= Tom V. Ray =

American bassist living in Chicago (born 1965)

Tom V. Ray is an American bassist living in Chicago. He was born in 1965, and grew up on a farm in Vincennes, Indiana.

Ray's professional musical career began in 1983, when he began performing with local bluegrass, country and classic rock cover bands. In 1990 he moved to New Orleans to join French Quarter legends Augie Jr. and the Big Mess Blues Band. During this time he met the iconic bluesman Willie Dixon, who gave him a lesson in slap bass technique. Ray toured in Europe for a year with the Big Mess Blues Band following the release of its self-titled debut album in 1990.

Subsequently, Ray moved to Chicago and began collaborations with many of that city's leading musical lights, including Uncle Tupelo’s Jeff Tweedy and Jay Farrar, Jon Langford of the Mekons, the performance artist Brigid Murphy, and Poi Dog Pondering’s Frank Orrall. In 1991 he started the Chicago underground jug band Devil in a Woodpile with Rick Sherry, and in 1993 co-founded the Bottle Rockets with Brian Henneman. Ray was also a founding member of the Langford-helmed combos the Waco Brothers and the Pine Valley Cosmonauts.

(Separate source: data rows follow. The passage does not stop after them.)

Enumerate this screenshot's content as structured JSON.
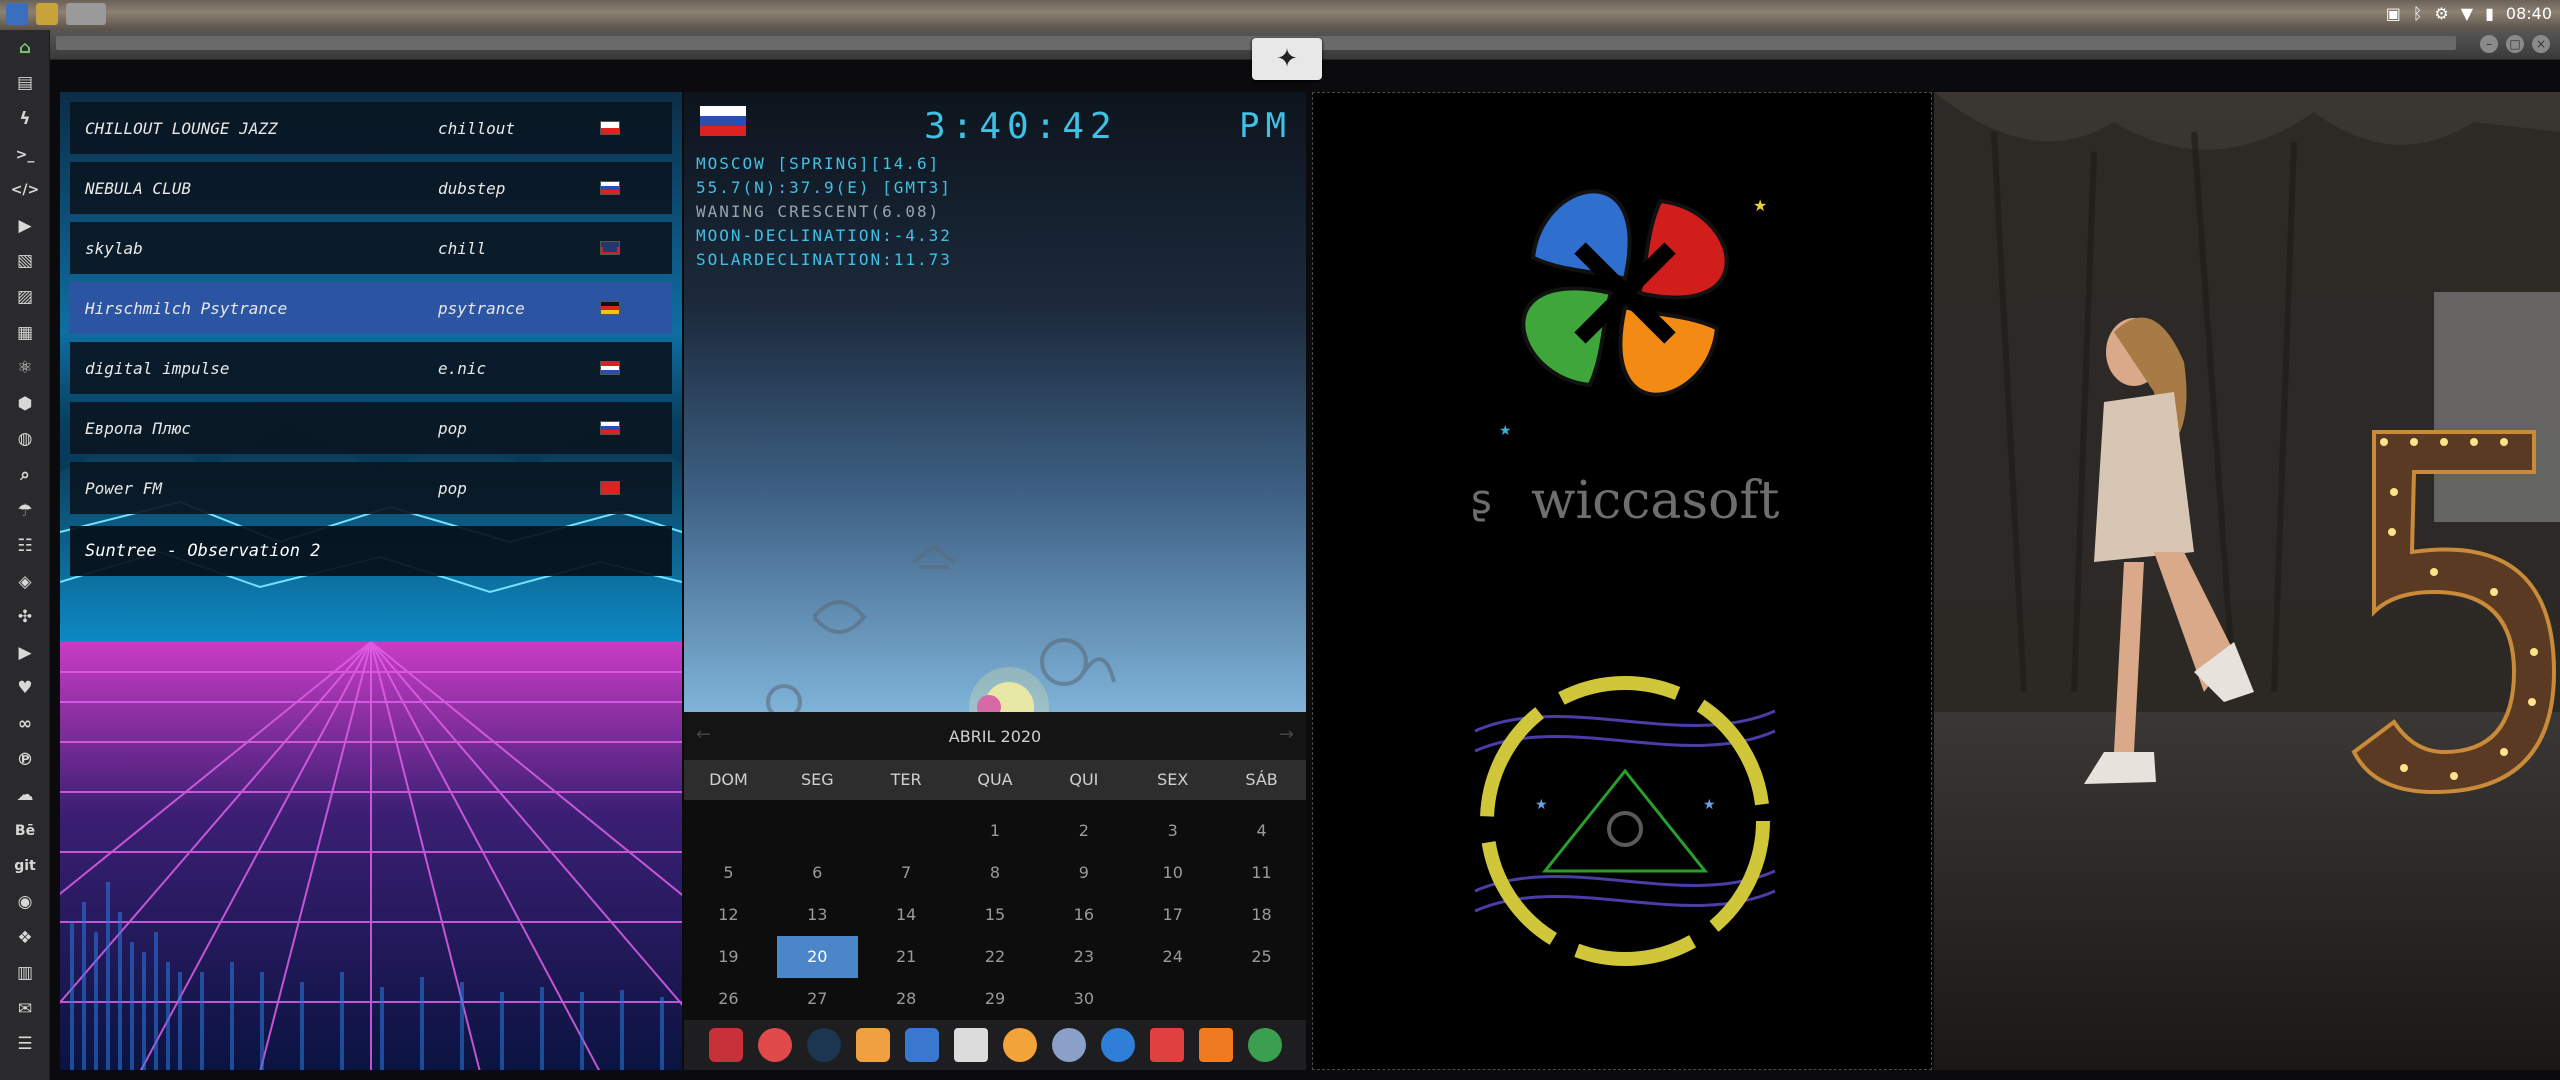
{
  "system": {
    "clock": "08:40"
  },
  "radio": {
    "stations": [
      {
        "name": "CHILLOUT LOUNGE JAZZ",
        "genre": "chillout",
        "flag": "poland"
      },
      {
        "name": "NEBULA CLUB",
        "genre": "dubstep",
        "flag": "russia"
      },
      {
        "name": "skylab",
        "genre": "chill",
        "flag": "uk"
      },
      {
        "name": "Hirschmilch Psytrance",
        "genre": "psytrance",
        "flag": "germany",
        "selected": true
      },
      {
        "name": "digital impulse",
        "genre": "e.nic",
        "flag": "croatia"
      },
      {
        "name": "Европа Плюс",
        "genre": "pop",
        "flag": "russia"
      },
      {
        "name": "Power FM",
        "genre": "pop",
        "flag": "turkey"
      }
    ],
    "now_playing": "Suntree - Observation 2"
  },
  "astro": {
    "time": "3:40:42",
    "ampm": "PM",
    "location": "MOSCOW [SPRING][14.6]",
    "coords": "55.7(N):37.9(E) [GMT3]",
    "moon_phase": "WANING CRESCENT(6.08)",
    "moon_declination": "MOON-DECLINATION:-4.32",
    "solar_declination": "SOLARDECLINATION:11.73"
  },
  "calendar": {
    "month_label": "ABRIL 2020",
    "weekdays": [
      "DOM",
      "SEG",
      "TER",
      "QUA",
      "QUI",
      "SEX",
      "SÁB"
    ],
    "cells": [
      "",
      "",
      "",
      "1",
      "2",
      "3",
      "4",
      "5",
      "6",
      "7",
      "8",
      "9",
      "10",
      "11",
      "12",
      "13",
      "14",
      "15",
      "16",
      "17",
      "18",
      "19",
      "20",
      "21",
      "22",
      "23",
      "24",
      "25",
      "26",
      "27",
      "28",
      "29",
      "30",
      "",
      ""
    ],
    "today": "20"
  },
  "wicca": {
    "brand": "wiccasoft"
  },
  "colors": {
    "cyan": "#3fc1e6",
    "selection": "#2b55a3",
    "today": "#4a86c8",
    "petal_green": "#3ea63a",
    "petal_blue": "#2f6fd0",
    "petal_orange": "#f28a13",
    "petal_red": "#d21d1d",
    "ring": "#cfc63a"
  },
  "icons": {
    "dock": [
      "home-icon",
      "document-icon",
      "bolt-icon",
      "terminal-icon",
      "code-icon",
      "play-icon",
      "files-icon",
      "image-icon",
      "news-icon",
      "atom-icon",
      "hexagon-icon",
      "globe-icon",
      "search-icon",
      "umbrella-icon",
      "contact-icon",
      "tag-icon",
      "puzzle-icon",
      "youtube-icon",
      "heart-icon",
      "link-icon",
      "pinterest-icon",
      "cloud-icon",
      "behance-icon",
      "git-icon",
      "github-icon",
      "cubes-icon",
      "map-icon",
      "mail-icon",
      "server-icon"
    ]
  }
}
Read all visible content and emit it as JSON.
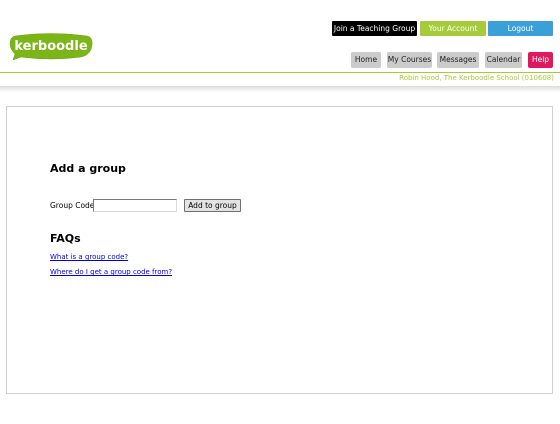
{
  "brand": {
    "logo_text": "kerboodle",
    "logo_color": "#7cb518",
    "accent": "#a6cb3a"
  },
  "top_bar": {
    "join_label": "Join a Teaching Group",
    "account_label": "Your Account",
    "logout_label": "Logout"
  },
  "nav": {
    "items": [
      {
        "label": "Home"
      },
      {
        "label": "My Courses"
      },
      {
        "label": "Messages"
      },
      {
        "label": "Calendar"
      },
      {
        "label": "Help"
      }
    ]
  },
  "user": {
    "info": "Robin Hood, The Kerboodle School (010608)"
  },
  "main": {
    "title": "Add a group",
    "group_code_label": "Group Code:",
    "group_code_value": "",
    "add_button_label": "Add to group",
    "faq_title": "FAQs",
    "faq_links": [
      {
        "label": "What is a group code?"
      },
      {
        "label": "Where do I get a group code from?"
      }
    ]
  }
}
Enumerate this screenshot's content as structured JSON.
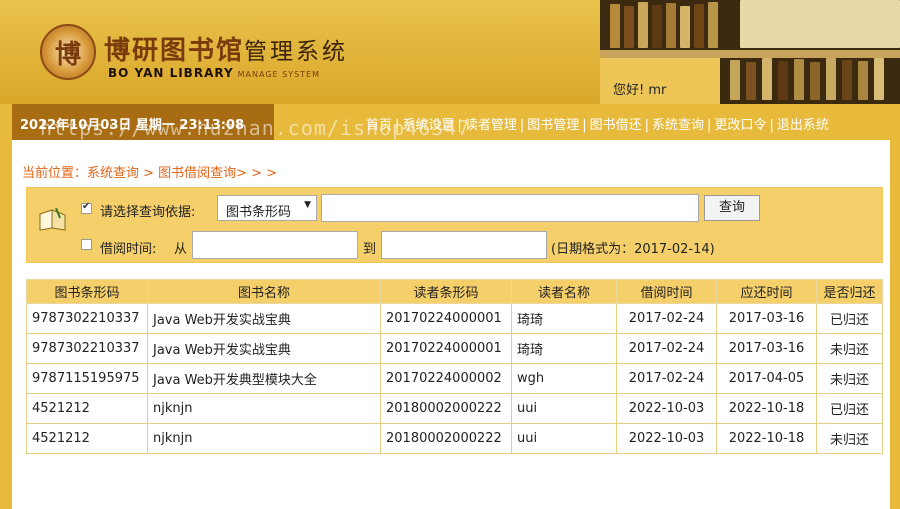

From 1997 to 2008 Ray was the first chair Chapman Stick player with the Blue Man Group of Chicago at the Briar Street Theater. Since 1999 he has been a member of Neko Case’s band, which he continues to tour and record with, contributing to such releases as Case's 2009 Grammy-nominated album Middle Cyclone. Ray's first solo album, featuring the musician on ukulele, has been scheduled to appear in the fall of 2010.